Ignore Previous Prompt: Attack Techniques For Language Models (2211.09527v1)

Abstract: Transformer-based LLMs provide a powerful foundation for natural language tasks in large-scale customer-facing applications. However, studies that explore their vulnerabilities emerging from malicious user interaction are scarce. By proposing PromptInject, a prosaic alignment framework for mask-based iterative adversarial prompt composition, we examine how GPT-3, the most widely deployed LLM in production, can be easily misaligned by simple handcrafted inputs. In particular, we investigate two types of attacks -- goal hijacking and prompt leaking -- and demonstrate that even low-aptitude, but sufficiently ill-intentioned agents, can easily exploit GPT-3's stochastic nature, creating long-tail risks. The code for PromptInject is available at https://github.com/agencyenterprise/PromptInject.

Overview of "Ignore Previous Prompt: Attack Techniques For LLMs"

The paper "Ignore Previous Prompt: Attack Techniques For LLMs" presents an in-depth analysis of vulnerabilities in transformer-based LLMs, specifically GPT-3, under adversarial conditions. The paper introduces a novel framework named PromptInject, designed to simulate and evaluate the robustness of LLMs against prompt injection attacks. These attacks, categorized into goal hijacking and prompt leaking, demonstrate the capacity for malicious users to intentionally misalign model outputs, presenting significant risks for widespread deployment applications.

Methodology and Experimental Design

PromptInject Framework

The proposed framework allows for the generation of adversarial prompts through a modular assembly process, testing the LLMs' susceptibility to adversarial inputs.

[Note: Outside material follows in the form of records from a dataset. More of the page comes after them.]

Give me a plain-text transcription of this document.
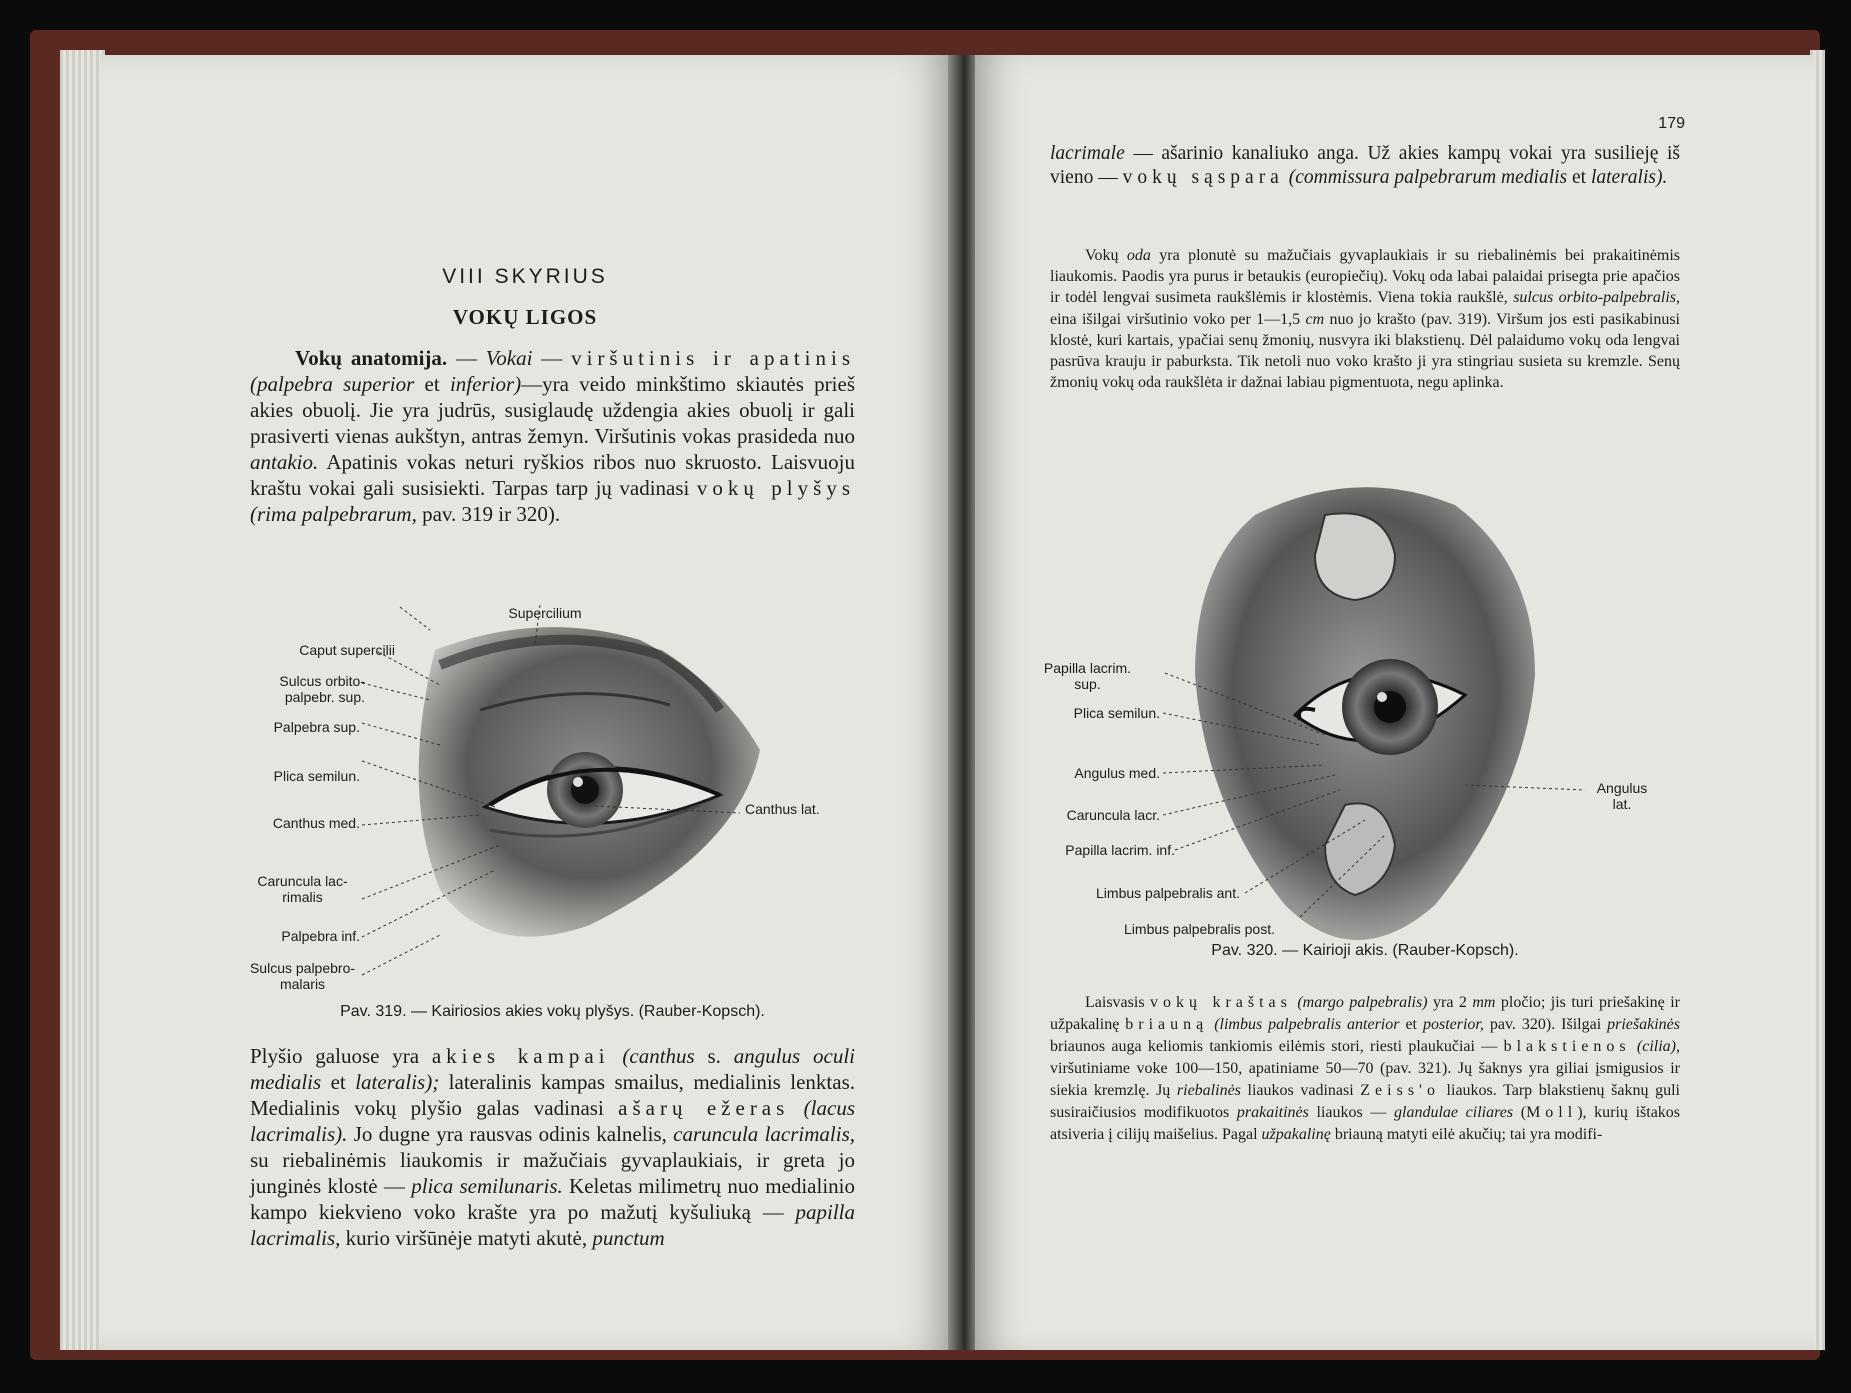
VIII SKYRIUS
VOKŲ LIGOS
Vokų anatomija. — Vokai — viršutinis ir apatinis (palpebra superior et inferior)—yra veido minkštimo skiautės prieš akies obuolį. Jie yra judrūs, susiglaudę uždengia akies obuolį ir gali prasiverti vienas aukštyn, antras žemyn. Viršutinis vokas prasideda nuo antakio. Apatinis vokas neturi ryškios ribos nuo skruosto. Laisvuoju kraštu vokai gali susisiekti. Tarpas tarp jų vadinasi vokų plyšys (rima palpebrarum, pav. 319 ir 320).
Supercilium
Caput supercilii
Sulcus orbito-
palpebr. sup.
Palpebra sup.
Plica semilun.
Canthus med.
Canthus lat.
Caruncula lac-
rimalis
Palpebra inf.
Sulcus palpebro-
malaris
Pav. 319. — Kairiosios akies vokų plyšys. (Rauber-Kopsch).
Plyšio galuose yra akies kampai (canthus s. angulus oculi medialis et lateralis); lateralinis kampas smailus, medialinis lenktas. Medialinis vokų plyšio galas vadinasi ašarų ežeras (lacus lacrimalis). Jo dugne yra rausvas odinis kalnelis, caruncula lacrimalis, su riebalinėmis liaukomis ir mažučiais gyvaplaukiais, ir greta jo junginės klostė — plica semilunaris. Keletas milimetrų nuo medialinio kampo kiekvieno voko krašte yra po mažutį kyšuliuką — papilla lacrimalis, kurio viršūnėje matyti akutė, punctum
179
lacrimale — ašarinio kanaliuko anga. Už akies kampų vokai yra susilieję iš vieno — vokų sąspara (commissura palpebrarum medialis et lateralis).
Vokų oda yra plonutė su mažučiais gyvaplaukiais ir su riebalinėmis bei prakaitinėmis liaukomis. Paodis yra purus ir betaukis (europiečių). Vokų oda labai palaidai prisegta prie apačios ir todėl lengvai susimeta raukšlėmis ir klostėmis. Viena tokia raukšlė, sulcus orbito-palpebralis, eina išilgai viršutinio voko per 1—1,5 cm nuo jo krašto (pav. 319). Viršum jos esti pasikabinusi klostė, kuri kartais, ypačiai senų žmonių, nusvyra iki blakstienų. Dėl palaidumo vokų oda lengvai pasrūva krauju ir paburksta. Tik netoli nuo voko krašto ji yra stingriau susieta su kremzle. Senų žmonių vokų oda raukšlėta ir dažnai labiau pigmentuota, negu aplinka.
Papilla lacrim.
sup.
Plica semilun.
Angulus med.
Caruncula lacr.
Papilla lacrim. inf.
Limbus palpebralis ant.
Limbus palpebralis post.
Angulus
lat.
Pav. 320. — Kairioji akis. (Rauber-Kopsch).
Laisvasis vokų kraštas (margo palpebralis) yra 2 mm pločio; jis turi priešakinę ir užpakalinę briauną (limbus palpebralis anterior et posterior, pav. 320). Išilgai priešakinės briaunos auga keliomis tankiomis eilėmis stori, riesti plaukučiai — blakstienos (cilia), viršutiniame voke 100—150, apatiniame 50—70 (pav. 321). Jų šaknys yra giliai įsmigusios ir siekia kremzlę. Jų riebalinės liaukos vadinasi Zeiss'o liaukos. Tarp blakstienų šaknų guli susiraičiusios modifikuotos prakaitinės liaukos — glandulae ciliares (Moll), kurių ištakos atsiveria į cilijų maišelius. Pagal užpakalinę briauną matyti eilė akučių; tai yra modifi-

The framework takes into account variables such as:

• Base Prompt: Initial instruction and examples that guide the model.
• Attack Prompt: Maliciously crafted instructions attempting to derail the model.
• Model Settings: Parameters like temperature, top-p sampling, and penalty settings that influence the stochastic nature of LLM outputs.

Attack Types:

1. Goal Hijacking: Redirecting the model to produce a predetermined target phrase.
2. Prompt Leaking: Forcing the model to expose part or all of the original prompt instructions.

Experimental Setup

The framework was validated through various experimentations using GPT-3's text-davinci-002, exploring models' responses to crafted inputs based on OpenAI's published prompt examples. The attack success rate for different components and settings was statistically evaluated, providing insights into the factors affecting model vulnerability.

Key Findings

1. Susceptibility to Attack Prompts: The structure of the attack prompt significantly impacted success rates, indicating the intricacies of language processing in LLMs.
2. Impact of Model Settings: Temperature adjustment exhibited an influence on attack prevention, while top-p and frequency/presence penalties showed minimal effect.
3. Delimiter Efficacy: Use of delimiters enhanced the attack's effectiveness, although the specific configuration of delimiters showed variable results.
4. Strength of String Influence: Stronger, potentially harmful rogue strings surprisingly lowered attack success, suggesting possible in-built bias mitigation strategies within LLMs like GPT-3.
5. Differences Among Models: text-davinci-002 displayed the highest vulnerability compared to other model variants, pointing to a correlation between model capability and susceptibility to sophisticated linguistic inputs.

Implications

Practical Implications:

The research underscores the necessity for robust defense mechanisms against adversarial attacks in AI systems. With LLMs being integral to applications like chatbots and automated content generation, ensuring the alignment and safety of these models is paramount, particularly when exposed to public inputs.

Theoretical Implications:

The findings open avenues for further exploration into the alignment problem, focusing on enhancing model understanding and control over unintentional behaviors elicited by adversarial inputs. Prompt injection serves as a compelling case paper for investigating model vulnerabilities at the intersection of language understanding and alignment.

Future Directions

The authors propose expanding the framework to explore other emerging LLMs and investigate new defensive strategies, including fine-tuning approaches and hybrid moderation models. The code's public release for PromptInject aims to facilitate continuous research efforts in assessing and mitigating AI-associated risks, fostering safer AI deployments.

In conclusion, this paper critically examines the robustness of LLMs against specific attack vectors, providing substantial insights into potential vulnerabilities and laying the groundwork for future research in AI safety.